Inutile dire che mi sono svegliata male, facendo cadere il cellulare per terra mentre sobbalzavo dallo spavento.

-Audrey...stai bene?- la mamma mi osserva preoccupata mentre mi posa davanti al viso un piatto di pancake. Probabilmente ho delle occhiaie che farebbero invidia ad uno zombie

-Sì- dico secca, ma le sorrido non appena il senso di colpa mi attanaglia il cuore. La mamma non si merita di essere trattata così freddamente, dopotutto non c'entra nulla.
Addento un pancake, nonostante non abbia molta fame. Sorseggio un bicchiere d'acqua lentamente, poi mi alzo e vado a prepararmi.

Stranamente ci metto poco, mancano ancora venti minuti prima che il pullman passi. Vorrei uscire ma la pioggia mi impedirebbe qualsiasi tipo di passeggiata. 

Pensavo che durante la notte il temporale fosse cessato. Invece questa mattina la pioggia infuria più di ieri.
Probabilmente il tempo riflette il mio umore, o il mio umore viene contagiato dal tempaccio.

-Ciao, vado al lavoro. Non torno per cena, mi dispiace...-
Stringo mia madre in un abbraccio veloce, prima che esca. 

Non appena rimango sola, mi lascio cadere sul divano. Inizio a battere impazientemente il piede per terra, poi mi gratto il collo, mi sistemo il maglione, lancio un'occhiata all'orologio. No, è inutile, non riesco a stare ferma. Ho bisogno di uscire.

Afferro la prima giacca che mi capita sotto mano, mentre digito un messaggio ad Helen e Vince.

Oggi esco prima di casa... Starbucks?
                              
Subito accettano ed esco mentre giocherello con il portachiavi.
Nello stesso momento in cui metto piede fuori dalla porta, esce anche Bryan. È voltato di spalle mentre parla con qualcuno, forse con suo fratello.
Rimango per un attimo pietrificata, poi rinsavisco e colgo l'occasione per sgattaiolare giù dalle scale, lasciandomi ben presto alle spalle il mio palazzo.

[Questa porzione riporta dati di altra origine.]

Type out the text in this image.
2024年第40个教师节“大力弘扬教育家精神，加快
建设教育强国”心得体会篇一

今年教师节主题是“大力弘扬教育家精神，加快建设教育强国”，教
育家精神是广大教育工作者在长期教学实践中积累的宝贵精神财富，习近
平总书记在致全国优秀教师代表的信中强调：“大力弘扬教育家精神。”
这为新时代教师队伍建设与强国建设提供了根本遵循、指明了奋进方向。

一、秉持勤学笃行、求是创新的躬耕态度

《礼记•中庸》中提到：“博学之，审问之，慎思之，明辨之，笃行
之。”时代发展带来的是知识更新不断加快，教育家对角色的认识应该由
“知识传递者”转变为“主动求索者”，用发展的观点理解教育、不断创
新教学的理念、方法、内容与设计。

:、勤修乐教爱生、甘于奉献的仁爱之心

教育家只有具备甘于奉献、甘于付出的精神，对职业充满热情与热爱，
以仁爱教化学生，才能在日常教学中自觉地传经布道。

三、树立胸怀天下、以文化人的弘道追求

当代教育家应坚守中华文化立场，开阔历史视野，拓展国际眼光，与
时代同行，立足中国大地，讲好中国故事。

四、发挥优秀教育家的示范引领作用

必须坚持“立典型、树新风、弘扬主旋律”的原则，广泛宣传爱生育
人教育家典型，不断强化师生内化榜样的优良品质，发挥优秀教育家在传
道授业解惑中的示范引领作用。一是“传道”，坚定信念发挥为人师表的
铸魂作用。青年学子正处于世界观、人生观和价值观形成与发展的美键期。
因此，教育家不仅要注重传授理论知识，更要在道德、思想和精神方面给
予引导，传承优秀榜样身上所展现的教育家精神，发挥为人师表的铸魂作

Cammino fino ad arrivare di fronte a Starbucks. Non vedendo i miei amici, mi fermo sotto ad una tettoia per evitare di bagnarmi. La pioggia cade violentemente sulle strade, offuscando quasi completamente la vista ai guidatori. Il suo scroscio mi rilassa, tant'è che chiudo gli occhi mentre tento di schiarirmi la mente...

-Che fai? Mediti?- Vince mi spalanca forzatamente un occhio e si acciglia.

-Vince!- esclamo massaggiandomi la palpebra e fulminandolo con lo sguardo.

-Ti sei svegliata con la luna storta, vedo- fa una pausa e mi passa un dito sotto l'occhio -Guarda qui che occhiaie! Peggio di ieri! Ma dormi almeno dieci minuti, ogni tanto?-

Un'altra osservazione e rischia di finire all'Ade.

-Cara, che cosa succede? Vuoi parlarne?- il suo sguardo si addolcisce e mi posa una mano sulla spalla.
- Magari più tardi, Vin- dico stando attenta a non far trapelare l' irritazione dal mio tono di voce. Per quanto gli voglia bene e sia felice che lui si sia offerto di farmi da supporto, non sono dell'umore giusto.
Sono sicura che, non appena il malumore scomparirà, mi sentirò irrimediabilmente in colpa per il mio atteggiamento scorbutico e sgarbato.
Lunatica, direi che è un aggettivo che mi si addice alla perfezione.

Lui sembra comprendere il mio malumore, allora mi spinge verso l'entrata e mi sorride con fare incoraggiante.

-Ed Helen?- chiedo mentre ci posizioniamo in fila davanti alla cassa.

-Oh, eccola- la saluta con un cenno mentre io le sorrido, anche se forzatamente. Ma che mi succede oggi?

-Buongiorno!- esclama raggiante. Lei sì che sembra aver dormito. E anche molto bene, dato il sorriso che non accenna a smettere di allargarsi.